Reviewed by Michael Payne, MD, London Health Sciences Centre and Erica Stohs, MD, MPH, University of Nebraska Medical Center
Meta-analyses analyzing pregnancy outcomes from COVID-19 disease and the safety of COVID-19 vaccination during pregnancy are newly available. Additionally, a research brief examines SARS-CoV-2 specific antibodies in breastmilk following vaccination in breastfeeding women.
A systematic review and meta-analysis of observational studies investigating the impact of SARS-CoV-2 infection during pregnancy on associated outcomes. COVID-19 infections were stratified by disease severity. The meta-analysis included 42 studies involving 438,548 pregnant persons. Compared with no infection in pregnancy, COVID-19 was associated with preeclampsia (OR 1.33), preterm birth (OR 1.82) and stillbirth (OR 2.11). Compared with mild COVID-19, severe COVID-19 was strongly associated with preeclampsia (OR 4.16), preterm birth (OR 4.29), gestational diabetes (OR 1.99) and low birth weight (OR 1.89). This study further clarifies the impact of COVID-19 infection on pregnancy outcomes, with severe COVID in particular as a risk factor for preterm labor and preeclampsia.
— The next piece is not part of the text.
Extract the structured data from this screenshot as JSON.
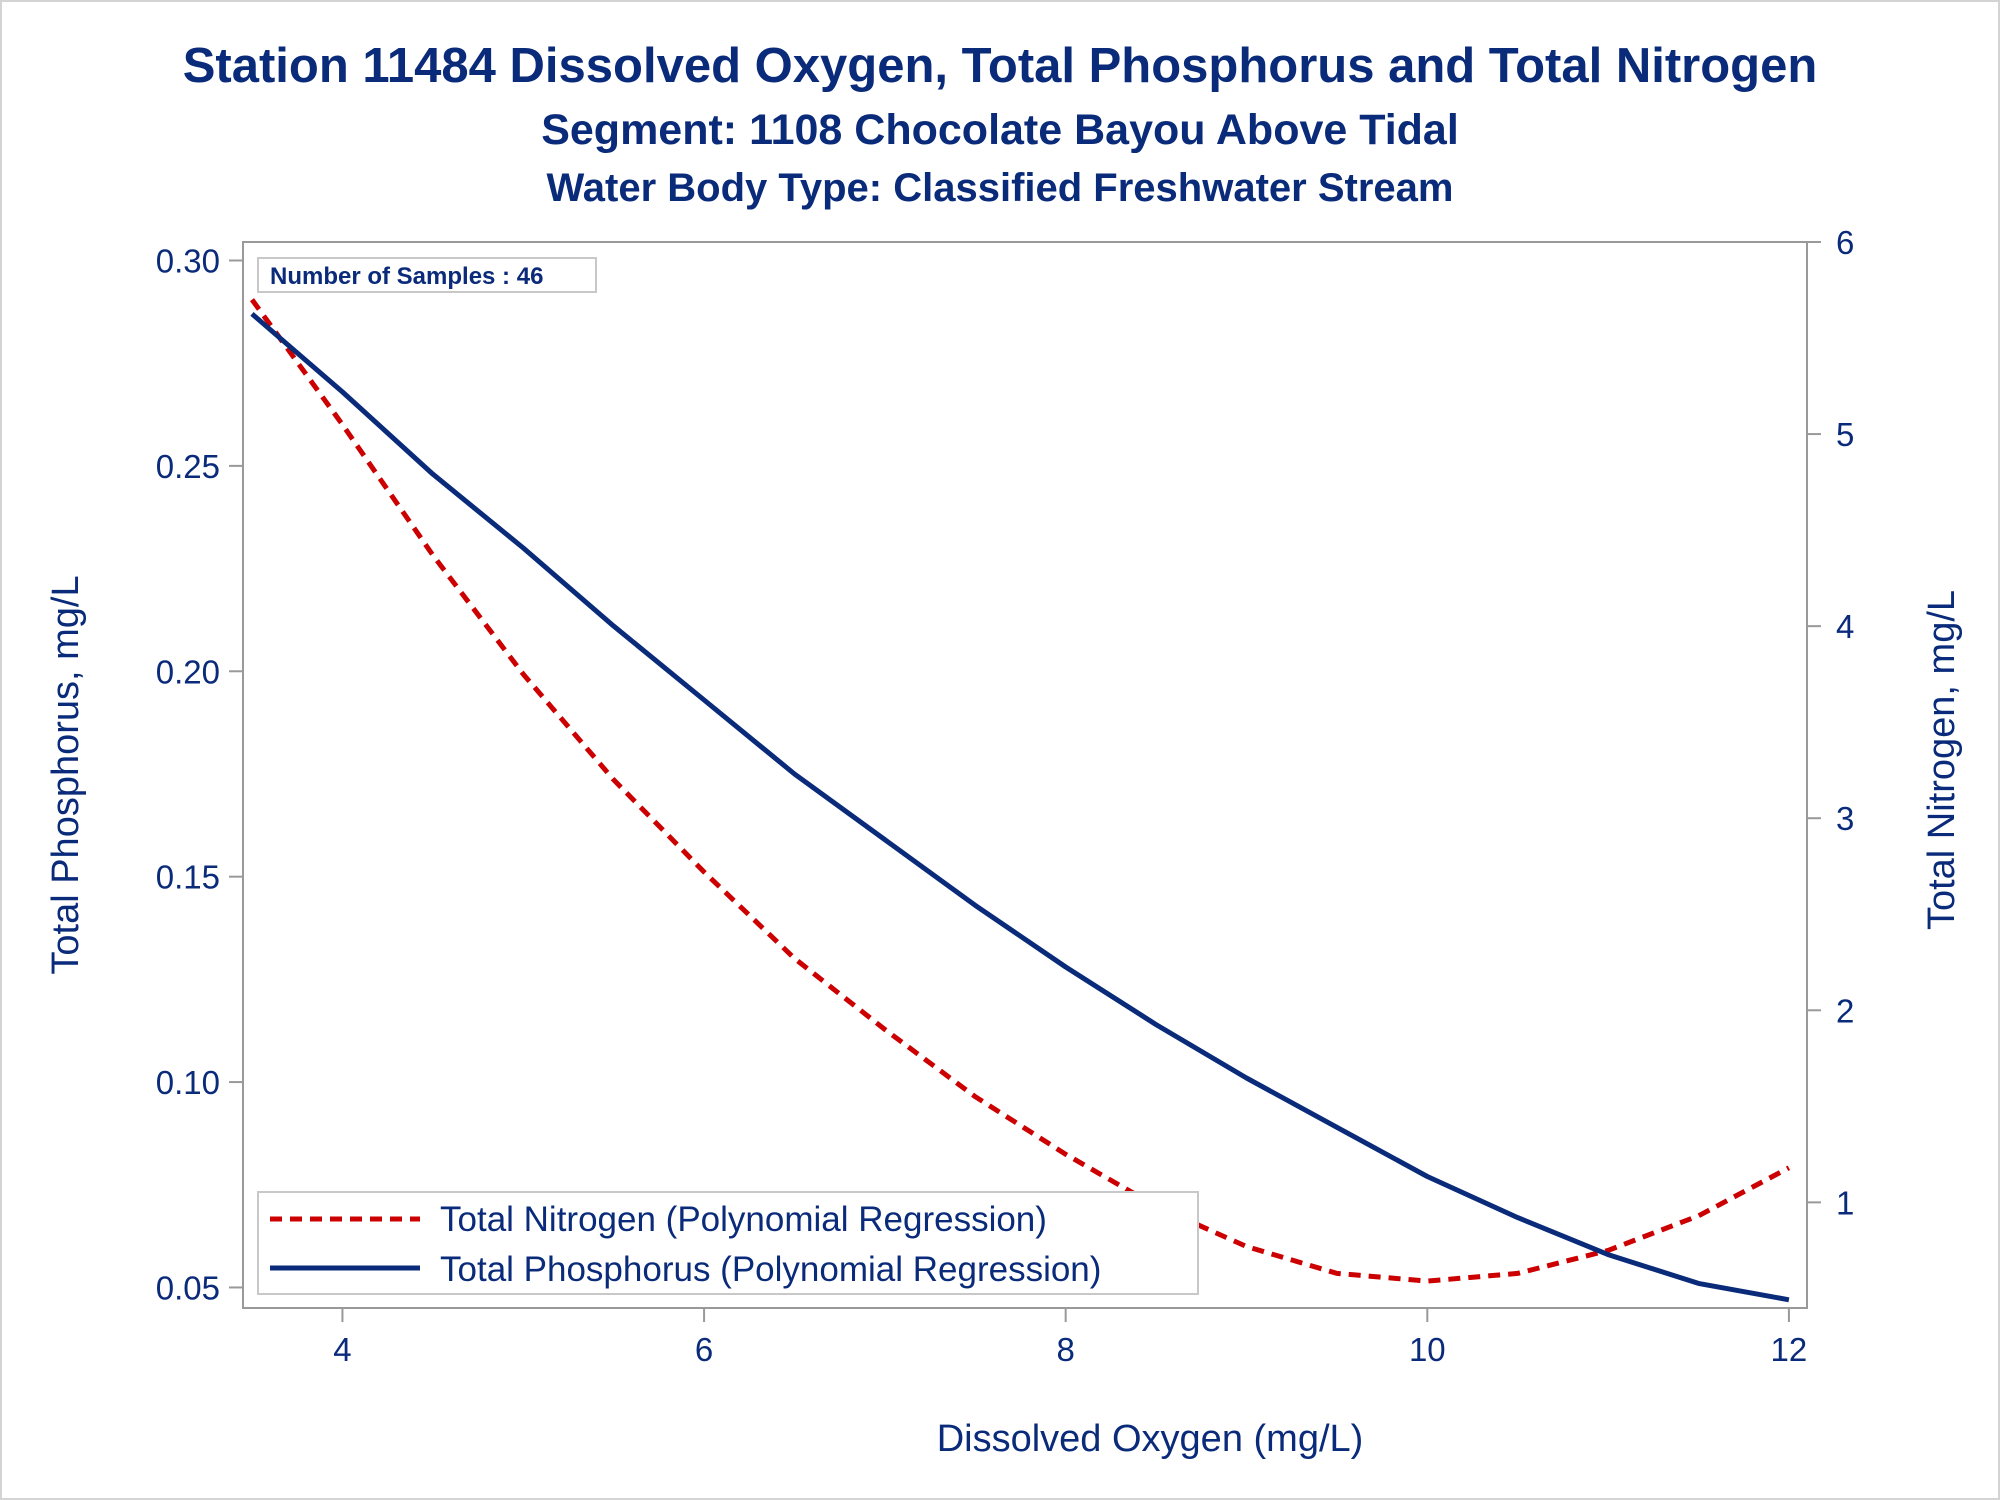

Next, data from the CDC’s “V-safe after vaccination health checker” surveillance system, the V-safe pregnancy registry, and the Vaccine Adverse Event Reporting System (VAERS) from mid-December to the end of February examined safety data from pregnant persons receiving mRNA COVID-19 vaccines. There were over 40,000 pregnant participants in the first 2 registries and 221 pregnancy-related adverse events reported in VAERS. Injection-site pain was reported more frequently in pregnant vs non-pregnant women, while headache, myalgias, chills and fever were less frequently reported in pregnancy. Pregnancy outcomes are forthcoming but among 3958 participants in the v-safe pregnancy registry, about 20% have completed pregnancy with 14% resulting in pregnancy loss and 86% resulting in live birth. Adverse neonatal outcomes included pre-term birth (9.4%), small for gestational age (3.2%); no neonatal deaths were reported. Based on published incidences before the pandemic, adverse pregnancy and neonatal outcomes among vaccinated persons with completed pregnancies do not show any obvious safety signals or concerns.
Last, a small prospective cohort study examined passive immunity from COVID-19 vaccination by quantifying SARS-CoV-2-specific IgA and IgG in frozen weekly breastmilk samples from 84 breastfeeding women immunized with Pfizer-BioNTech vaccine spaced 21 days apart. IgA was significantly elevated 2 weeks after the initial vaccine, peaked by week 4 and remained elevated at week 6 when sampling ended. IgG increased at week 4 after initial vaccination and remained detectable in 97% of samples at week 6. The implication of these results suggests potential protective effect against infection in breastfeeding infants, but the duration of protection has yet to be seen.